According to my textbook, main group elements follow a simple pattern when determining their maximum ionic charge. The maximum cationic charge is always equivalent to their main group number (group number minus 10 for the groups 13 to 18 according to the new IUPAC terminology) while the maximum anionic charge is eight minus that number.

For example, the maximum charge of an aluminium cation (third main group) would be $+3$, the maximum charge of a sulfur anion (sixth main group) would be $-2$.

Some elements form multiple ions, but no charge will be larger than determined by the above method

Is there a similar method or pattern to determine maximum charges of transition metals? Why or why not?


The pattern you observe for main group elements is due to the number of valence electrons present in the s and p subshells of the outermost shell. The most you can do is either lose all those s and p electrons (giving a ‘cation’[1] charged exactly according to the old main group number — new group number minus 10 for groups 13 through 18) or you can fill these up to a total of eight.

For transition metals, a d subshell is in the process of being filled. Since the d subshell of a lower shell is between the s and p subshells of a higher shell according to the aufbau principle, we can imagine that the highest number of ‘usable electrons’ would be 18. This is not typically the case, however.

For the first few transition metals, you can remove as many electrons as are present in the s and d valence subshells (e.g. 4s and 3d). In the 3d series, manganese is the last one that can do this to give manganese(VII), in the 4d series ruthenium can reach ruthenium(VIII) and in the 5d series iridium can reach iridium(IX).[2] For the remaining elements of a certain transition metal period, the highest accessable oxidation state again decreases. You can find an overview of the maximum oxidation states known for certain elements on Wikipedia.

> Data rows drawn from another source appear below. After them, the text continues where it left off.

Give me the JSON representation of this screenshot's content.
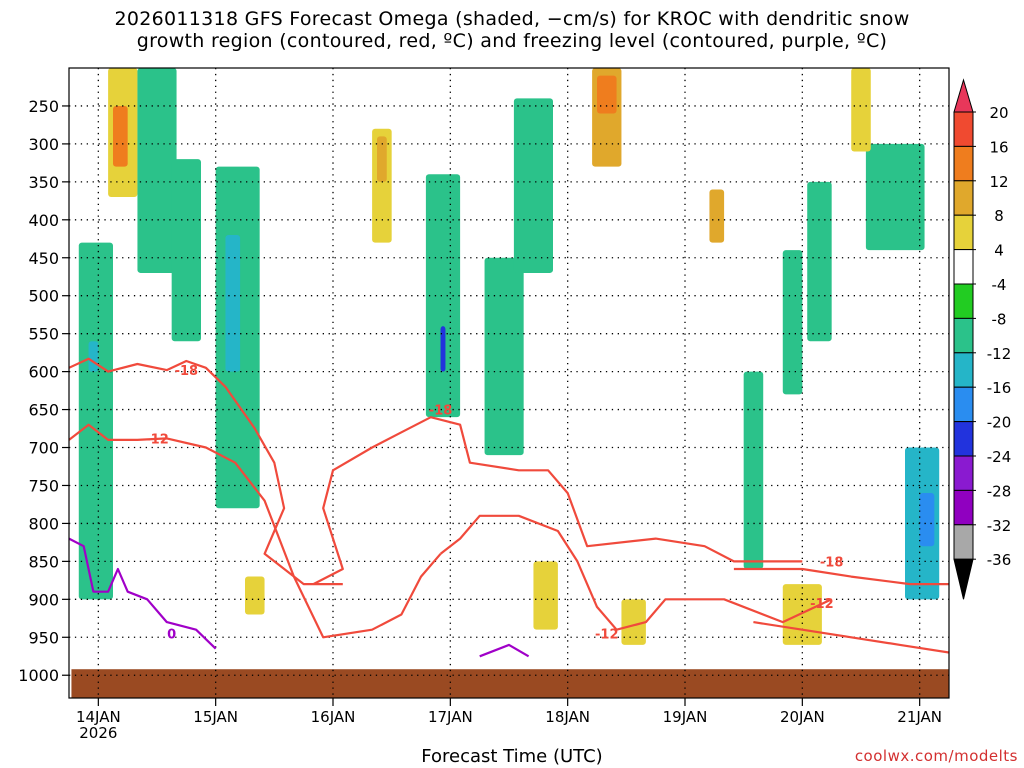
{
  "title": {
    "line1": "2026011318 GFS Forecast Omega (shaded, −cm/s) for KROC with dendritic snow",
    "line2": "growth region (contoured, red, ºC) and freezing level (contoured, purple, ºC)"
  },
  "xlabel": "Forecast Time (UTC)",
  "credit": "coolwx.com/modelts",
  "colors": {
    "ground": "#9a4a22",
    "dgz_contour": "#f04a3c",
    "freezing_contour": "#a000c8",
    "grid": "#000000"
  },
  "chart_data": {
    "type": "heatmap",
    "description_units": "Omega (-cm/s) time-height cross section",
    "y_axis": {
      "labels": [
        "250",
        "300",
        "350",
        "400",
        "450",
        "500",
        "550",
        "600",
        "650",
        "700",
        "750",
        "800",
        "850",
        "900",
        "950",
        "1000"
      ],
      "values": [
        250,
        300,
        350,
        400,
        450,
        500,
        550,
        600,
        650,
        700,
        750,
        800,
        850,
        900,
        950,
        1000
      ],
      "range": [
        200,
        1030
      ],
      "inverted": true
    },
    "x_axis": {
      "ticks": [
        "14JAN",
        "15JAN",
        "16JAN",
        "17JAN",
        "18JAN",
        "19JAN",
        "20JAN",
        "21JAN"
      ],
      "tick_hours": [
        6,
        30,
        54,
        78,
        102,
        126,
        150,
        174
      ],
      "sublabel": "2026",
      "range_hours": [
        0,
        180
      ]
    },
    "grid": true,
    "colorbar": {
      "labels": [
        "20",
        "16",
        "12",
        "8",
        "4",
        "-4",
        "-8",
        "-12",
        "-16",
        "-20",
        "-24",
        "-28",
        "-32",
        "-36"
      ],
      "colors": [
        "#e8375a",
        "#f04a30",
        "#ef7d1e",
        "#e0a82c",
        "#e6d23a",
        "#ffffff",
        "#22cc22",
        "#2bc28a",
        "#25b5c8",
        "#2a8df0",
        "#2233dd",
        "#8a1ad0",
        "#9000c0",
        "#a8a8a8",
        "#000000"
      ]
    },
    "omega_features": [
      {
        "t0": 2,
        "t1": 9,
        "p0": 430,
        "p1": 900,
        "v": -8
      },
      {
        "t0": 4,
        "t1": 6,
        "p0": 560,
        "p1": 600,
        "v": -12
      },
      {
        "t0": 8,
        "t1": 14,
        "p0": 200,
        "p1": 370,
        "v": 4
      },
      {
        "t0": 9,
        "t1": 12,
        "p0": 250,
        "p1": 330,
        "v": 12
      },
      {
        "t0": 14,
        "t1": 22,
        "p0": 200,
        "p1": 470,
        "v": -8
      },
      {
        "t0": 21,
        "t1": 27,
        "p0": 320,
        "p1": 560,
        "v": -8
      },
      {
        "t0": 30,
        "t1": 39,
        "p0": 330,
        "p1": 780,
        "v": -8
      },
      {
        "t0": 32,
        "t1": 35,
        "p0": 420,
        "p1": 600,
        "v": -12
      },
      {
        "t0": 62,
        "t1": 66,
        "p0": 280,
        "p1": 430,
        "v": 4
      },
      {
        "t0": 63,
        "t1": 65,
        "p0": 290,
        "p1": 350,
        "v": 8
      },
      {
        "t0": 73,
        "t1": 80,
        "p0": 340,
        "p1": 660,
        "v": -8
      },
      {
        "t0": 76,
        "t1": 77,
        "p0": 540,
        "p1": 600,
        "v": -20
      },
      {
        "t0": 85,
        "t1": 93,
        "p0": 450,
        "p1": 710,
        "v": -8
      },
      {
        "t0": 91,
        "t1": 99,
        "p0": 240,
        "p1": 470,
        "v": -8
      },
      {
        "t0": 107,
        "t1": 113,
        "p0": 200,
        "p1": 330,
        "v": 8
      },
      {
        "t0": 108,
        "t1": 112,
        "p0": 210,
        "p1": 260,
        "v": 12
      },
      {
        "t0": 131,
        "t1": 134,
        "p0": 360,
        "p1": 430,
        "v": 8
      },
      {
        "t0": 138,
        "t1": 142,
        "p0": 600,
        "p1": 860,
        "v": -8
      },
      {
        "t0": 146,
        "t1": 150,
        "p0": 440,
        "p1": 630,
        "v": -8
      },
      {
        "t0": 151,
        "t1": 156,
        "p0": 350,
        "p1": 560,
        "v": -8
      },
      {
        "t0": 163,
        "t1": 175,
        "p0": 300,
        "p1": 440,
        "v": -8
      },
      {
        "t0": 171,
        "t1": 178,
        "p0": 700,
        "p1": 900,
        "v": -12
      },
      {
        "t0": 174,
        "t1": 177,
        "p0": 760,
        "p1": 830,
        "v": -16
      },
      {
        "t0": 36,
        "t1": 40,
        "p0": 870,
        "p1": 920,
        "v": 4
      },
      {
        "t0": 95,
        "t1": 100,
        "p0": 850,
        "p1": 940,
        "v": 4
      },
      {
        "t0": 113,
        "t1": 118,
        "p0": 900,
        "p1": 960,
        "v": 4
      },
      {
        "t0": 146,
        "t1": 154,
        "p0": 880,
        "p1": 960,
        "v": 4
      },
      {
        "t0": 160,
        "t1": 164,
        "p0": 200,
        "p1": 310,
        "v": 4
      }
    ],
    "dgz_contours": [
      {
        "label": "-18",
        "label_at": [
          24,
          598
        ],
        "points": [
          [
            0,
            595
          ],
          [
            4,
            583
          ],
          [
            8,
            600
          ],
          [
            14,
            590
          ],
          [
            20,
            598
          ],
          [
            24,
            586
          ],
          [
            28,
            595
          ],
          [
            32,
            620
          ],
          [
            38,
            675
          ],
          [
            42,
            720
          ],
          [
            44,
            780
          ],
          [
            40,
            840
          ],
          [
            48,
            880
          ],
          [
            56,
            880
          ]
        ]
      },
      {
        "label": "-12",
        "label_at": [
          18,
          688
        ],
        "points": [
          [
            0,
            690
          ],
          [
            4,
            670
          ],
          [
            8,
            690
          ],
          [
            14,
            690
          ],
          [
            20,
            688
          ],
          [
            28,
            700
          ],
          [
            34,
            720
          ],
          [
            40,
            770
          ],
          [
            46,
            870
          ],
          [
            52,
            950
          ],
          [
            62,
            940
          ],
          [
            68,
            920
          ],
          [
            72,
            870
          ],
          [
            76,
            840
          ]
        ]
      },
      {
        "label": "-18",
        "label_at": [
          76,
          650
        ],
        "points": [
          [
            50,
            880
          ],
          [
            56,
            860
          ],
          [
            52,
            780
          ],
          [
            54,
            730
          ],
          [
            62,
            700
          ],
          [
            68,
            680
          ],
          [
            74,
            660
          ],
          [
            80,
            670
          ],
          [
            82,
            720
          ],
          [
            92,
            730
          ],
          [
            98,
            730
          ],
          [
            102,
            760
          ],
          [
            106,
            830
          ],
          [
            120,
            820
          ],
          [
            130,
            830
          ],
          [
            136,
            850
          ],
          [
            150,
            850
          ]
        ]
      },
      {
        "label": "-12",
        "label_at": [
          110,
          945
        ],
        "points": [
          [
            76,
            840
          ],
          [
            80,
            820
          ],
          [
            84,
            790
          ],
          [
            92,
            790
          ],
          [
            100,
            810
          ],
          [
            104,
            850
          ],
          [
            108,
            910
          ],
          [
            112,
            940
          ],
          [
            118,
            930
          ],
          [
            122,
            900
          ],
          [
            134,
            900
          ],
          [
            146,
            930
          ],
          [
            156,
            900
          ]
        ]
      },
      {
        "label": "-18",
        "label_at": [
          156,
          850
        ],
        "points": [
          [
            136,
            860
          ],
          [
            150,
            860
          ],
          [
            160,
            870
          ],
          [
            172,
            880
          ],
          [
            180,
            880
          ]
        ]
      },
      {
        "label": "-12",
        "label_at": [
          154,
          905
        ],
        "points": [
          [
            140,
            930
          ],
          [
            150,
            940
          ],
          [
            160,
            950
          ],
          [
            170,
            960
          ],
          [
            180,
            970
          ]
        ]
      }
    ],
    "freezing_contours": [
      {
        "label": "0",
        "label_at": [
          21,
          945
        ],
        "points": [
          [
            0,
            820
          ],
          [
            3,
            830
          ],
          [
            5,
            890
          ],
          [
            8,
            890
          ],
          [
            10,
            860
          ],
          [
            12,
            890
          ],
          [
            16,
            900
          ],
          [
            20,
            930
          ],
          [
            26,
            940
          ],
          [
            30,
            965
          ]
        ]
      },
      {
        "label": "",
        "label_at": null,
        "points": [
          [
            84,
            975
          ],
          [
            90,
            960
          ],
          [
            94,
            975
          ]
        ]
      }
    ]
  }
}
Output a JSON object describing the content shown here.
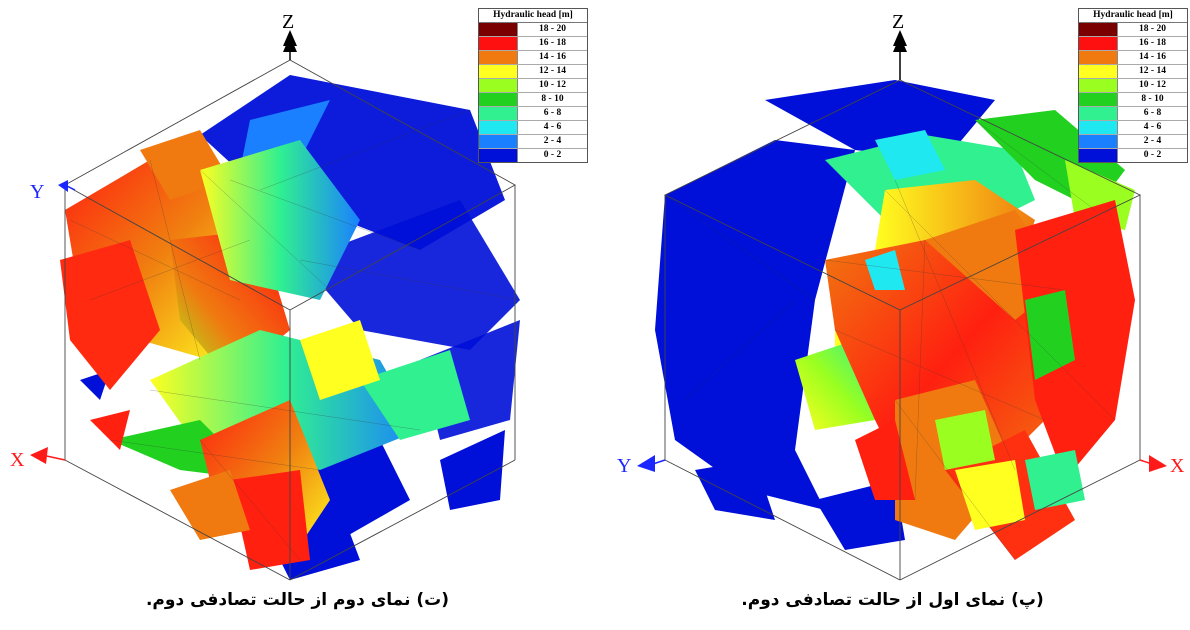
{
  "legend": {
    "title": "Hydraulic head [m]",
    "entries": [
      {
        "label": "18 - 20",
        "color": "#7a0000"
      },
      {
        "label": "16 - 18",
        "color": "#ff1010"
      },
      {
        "label": "14 - 16",
        "color": "#f07a10"
      },
      {
        "label": "12 - 14",
        "color": "#ffff20"
      },
      {
        "label": "10 - 12",
        "color": "#9aff20"
      },
      {
        "label": "8 - 10",
        "color": "#22d020"
      },
      {
        "label": "6 - 8",
        "color": "#30f090"
      },
      {
        "label": "4 - 6",
        "color": "#20e8f0"
      },
      {
        "label": "2 - 4",
        "color": "#1a80ff"
      },
      {
        "label": "0 - 2",
        "color": "#0010d8"
      }
    ]
  },
  "left": {
    "caption": "(ت) نمای دوم از حالت تصادفی دوم.",
    "axes": {
      "z": "Z",
      "x": "X",
      "y": "Y"
    }
  },
  "right": {
    "caption": "(پ) نمای اول از حالت تصادفی دوم.",
    "axes": {
      "z": "Z",
      "x": "X",
      "y": "Y"
    }
  },
  "colors": {
    "z_axis": "#000000",
    "x_axis": "#ff1a1a",
    "y_axis": "#1a28ff"
  }
}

The only elements that again follow a somewhat more simple scheme are the zinc group (zinc, cadmium and mercury). Since these have a completely filled d subshell in ground state, they are reluctant to give away any d electrons; hence their highest observed charge is $2+$, as if they were in group 2. (Indeed, they behave like group 2 metals in a lot of other respects, too; except mercury which is slightly different again.)

When it comes to the highest possible negative charge or oxidation state, things are more complicated yet again. Since all transition metals are metals, they are not commonly found as anions or anionic particles although some are more likely to than others. For some of these — typically the iron group and the two following groups — this corresponds to $12 - \text{group number}$. This small trend is more of an exception than of a rule, though. Note, for example, how zinc, cadmium and mercury are all known as in the $\mathrm{-II}$ state which does not make sense immediately just looking at the respective shells and subshells.

Many of the actually observable oxidation states can be rationalised by doing a complex molecular orbital analysis of the corresponding compounds. However, for most of these there is no simple and immediately obvious pattern that one can use — with the notable exception of the small bit of pattern outlined in the third paragraph.


[1]: A better term here would be oxidation state. For many elements the highest possible free cation is not known but a compound with a corresponding oxidation state is.

[2]: Again, none of these are observable as free cations in standard chemistry; rather they are in compounds. Hence I have stopped using the term charge and started using oxidation state.